読物 『軍靴の響き』
数え上げれば、なんで読んでこなかったのかという作家は少なくない。
読書にもルートがあるということになろう。小説に目覚めた中二の冬、それは菊池秀行ではじまり、高千穂遥をかじって平井和正へと進んだ。中学では小説の趣味をもつ友人はなく、高校に進んで、栗本薫や新井素子、渡辺由自、清水義範や今野敏を紹介された。他にもあるかもしれないが、覚えているのはそんなところだ。
気に入ったものもあればそうでないものもある。気に入らなかったものを紹介してくれた友人の読むものは、趣味が合わないと忌避したに違いない。

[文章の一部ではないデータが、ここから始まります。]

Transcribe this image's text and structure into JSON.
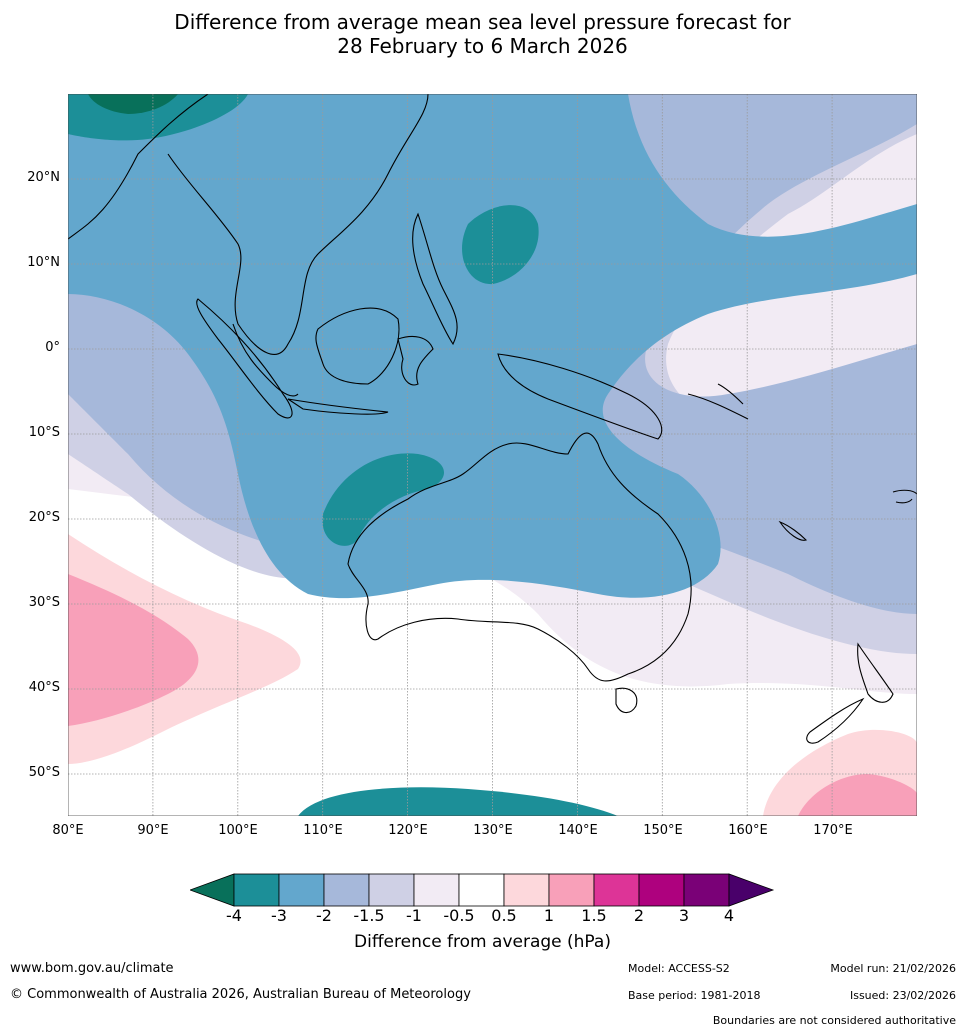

おそらく、そんな理由で半村良を読む機会に恵まれなかった。星新一もそうだ。
読んでみれば、我が身が乗った流れを支流とするなら、本流の一つと思える。
『軍靴の響き』という言葉を、どのようにして耳にしたのか。
文学的修辞としてか、本書のタイトルとしてか、さだかではない。
本書は、架空戦記にカテゴライズされるのだろうか。
ODAや銀行に関するアレコレの読後では、本書のどのへんまでが架空で、どのあたりが現実なのか、気になるところである。